The government also authorized the establishment of paramilitary groups, ostensibly to counter the insurgency of the CPP-NPA-NDF. This, however, became pretense for politicians and military officers to create private armies at their own disposal, terrorizing political opponents and dissidents. To this day, we still deal with the legacy of these quasi-military forces, who offer no loyalty but to their financiers and patrons.
These incidents, along with neoliberal reforms and corruption by the President’s own family, started to convince dissidents that we are still at status quo. First, of course, were the Marcos loyalists and Aquino critics that were itching for an electoral win. However, as the leftists woke up from their political accommodation—perhaps after shots were fired in Mendiola—it soon became apparent that EDSA didn’t topple a system, it merely changed the king (or rather queen), on the throne.
This should be considered a missed opportunity, and possibly even a shame. Here was a chance to destroy a broken society fueled by capitalism and oppression of minorities, women, and the poor. Here was a peaceful movement that brought people of all social strata to commit mass civil disobedience. Here was a moment to propagate the ideas of egalitarianism and bayanihan, that could have led towards the dismantling of hierarchical and violent social structures that plague us today. Yet, in the end, the bourgeoisie, the compradors, and the imperialists prevailed.
However, there are also lessons that we can learn from this stillborn revolution as citizens of this archipelago. We cannot rely on electoralism to achieve the necessary fundamental changes in society. The State that is so intimately tied to Capital is not the vehicle for achieving lasting freedom and equality. The ruling classes that tailored the government for their own benefit cannot be the true representatives of the people, and their struggle. We have seen it before and after the EDSA Revolution. Marcos used the instruments of State to funnel wealth into his own pocket and the corporations of his cronies and financial backers. The same can be said for all presidents after, from Cory to Erap to Gloria and Duterte. Cory, for her part, blocked the passage of laws that would have brought needed reforms to the millions of Filipinos laboring away in the agricultural sector. It is the epitome of the ruling class protecting their own interests at the cost of the masses.

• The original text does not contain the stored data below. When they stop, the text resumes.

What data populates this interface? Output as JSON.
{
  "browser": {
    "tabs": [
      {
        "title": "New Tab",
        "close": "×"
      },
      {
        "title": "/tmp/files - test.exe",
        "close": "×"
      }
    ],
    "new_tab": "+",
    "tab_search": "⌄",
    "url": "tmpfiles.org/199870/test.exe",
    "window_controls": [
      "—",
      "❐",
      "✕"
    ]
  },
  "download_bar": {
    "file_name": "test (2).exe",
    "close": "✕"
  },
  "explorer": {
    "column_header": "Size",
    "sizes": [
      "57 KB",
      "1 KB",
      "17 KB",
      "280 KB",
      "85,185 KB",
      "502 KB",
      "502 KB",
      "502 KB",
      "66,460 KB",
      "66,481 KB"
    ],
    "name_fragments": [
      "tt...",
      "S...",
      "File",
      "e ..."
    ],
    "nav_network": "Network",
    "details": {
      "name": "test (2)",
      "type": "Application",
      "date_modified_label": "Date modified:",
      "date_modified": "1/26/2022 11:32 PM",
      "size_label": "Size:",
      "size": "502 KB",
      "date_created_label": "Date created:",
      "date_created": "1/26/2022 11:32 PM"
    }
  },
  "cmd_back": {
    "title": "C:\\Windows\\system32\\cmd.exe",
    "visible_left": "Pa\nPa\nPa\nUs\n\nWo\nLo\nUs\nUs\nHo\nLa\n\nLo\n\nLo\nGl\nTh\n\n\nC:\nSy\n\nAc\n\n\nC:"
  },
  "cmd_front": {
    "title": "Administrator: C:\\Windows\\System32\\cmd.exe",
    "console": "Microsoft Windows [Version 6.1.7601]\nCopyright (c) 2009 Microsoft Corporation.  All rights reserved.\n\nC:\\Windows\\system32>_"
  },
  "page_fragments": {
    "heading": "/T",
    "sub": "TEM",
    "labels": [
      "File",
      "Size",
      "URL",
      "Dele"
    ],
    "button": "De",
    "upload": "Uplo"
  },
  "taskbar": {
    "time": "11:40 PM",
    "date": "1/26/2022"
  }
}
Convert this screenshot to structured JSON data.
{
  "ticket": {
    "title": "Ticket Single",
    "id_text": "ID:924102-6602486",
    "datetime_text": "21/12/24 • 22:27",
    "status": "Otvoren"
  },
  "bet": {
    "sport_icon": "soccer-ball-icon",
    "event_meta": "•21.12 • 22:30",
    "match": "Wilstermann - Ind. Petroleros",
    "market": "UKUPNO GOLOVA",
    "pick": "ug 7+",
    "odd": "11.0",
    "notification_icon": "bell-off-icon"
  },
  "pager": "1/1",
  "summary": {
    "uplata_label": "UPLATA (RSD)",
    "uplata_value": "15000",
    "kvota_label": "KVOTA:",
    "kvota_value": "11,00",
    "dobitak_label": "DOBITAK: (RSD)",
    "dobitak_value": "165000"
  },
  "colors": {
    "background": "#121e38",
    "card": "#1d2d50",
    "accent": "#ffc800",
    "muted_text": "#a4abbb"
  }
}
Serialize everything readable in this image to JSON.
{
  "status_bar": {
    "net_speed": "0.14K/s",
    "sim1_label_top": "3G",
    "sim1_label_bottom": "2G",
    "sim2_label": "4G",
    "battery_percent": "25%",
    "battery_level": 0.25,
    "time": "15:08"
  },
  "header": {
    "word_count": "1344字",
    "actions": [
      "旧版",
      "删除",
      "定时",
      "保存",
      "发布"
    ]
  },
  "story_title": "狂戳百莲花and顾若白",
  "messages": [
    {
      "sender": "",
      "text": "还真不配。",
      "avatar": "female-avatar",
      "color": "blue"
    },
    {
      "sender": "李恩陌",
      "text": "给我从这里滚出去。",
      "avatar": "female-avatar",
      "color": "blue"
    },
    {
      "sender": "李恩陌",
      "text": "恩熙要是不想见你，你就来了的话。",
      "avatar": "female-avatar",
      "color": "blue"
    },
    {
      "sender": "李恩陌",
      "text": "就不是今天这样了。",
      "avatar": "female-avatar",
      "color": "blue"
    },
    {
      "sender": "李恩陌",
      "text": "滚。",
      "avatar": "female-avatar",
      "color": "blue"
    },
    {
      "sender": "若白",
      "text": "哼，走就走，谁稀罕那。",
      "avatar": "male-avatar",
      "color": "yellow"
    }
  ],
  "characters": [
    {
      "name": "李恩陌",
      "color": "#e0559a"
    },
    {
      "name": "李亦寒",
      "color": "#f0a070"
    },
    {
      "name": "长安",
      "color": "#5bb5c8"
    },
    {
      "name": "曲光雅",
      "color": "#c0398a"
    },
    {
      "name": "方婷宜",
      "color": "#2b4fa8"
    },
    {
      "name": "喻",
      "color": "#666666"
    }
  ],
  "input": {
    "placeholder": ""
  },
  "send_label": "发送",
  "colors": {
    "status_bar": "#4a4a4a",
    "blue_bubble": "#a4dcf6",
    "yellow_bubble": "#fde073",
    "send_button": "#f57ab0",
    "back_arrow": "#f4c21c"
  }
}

Simply, what we should take from EDSA is that regime change and replacing our presidents cannot bring about liberation. Liberation is the task of the oppressed and dispossessed alone.
Now, we are seeing history repeat itself in the form of Rodrigo Duterte. The ideals that made EDSA the foundation of the Fifth Republic have crumbled under the weight of an authoritarian government filled with lapdogs, lackeys, and opportunists. As we commemorate the end of an era, let us remind ourselves that we are entering another, perhaps as vile and oppressive. If we are called by our own consciences to rise up again; for the poor shot dead in the streets, for those arrest and tortured for speaking the truth; for the laborers organizing to receive the true value of their labor against the complex of Capital and State; let us lay the groundwork for an outright revolution, towards the total liberation of all people, and the end of all masters on this archipelago. Even an aborted revolution can bring the blossoms of freedom. A reminder of the failures past can be a guide for the success and victory of tomorrow.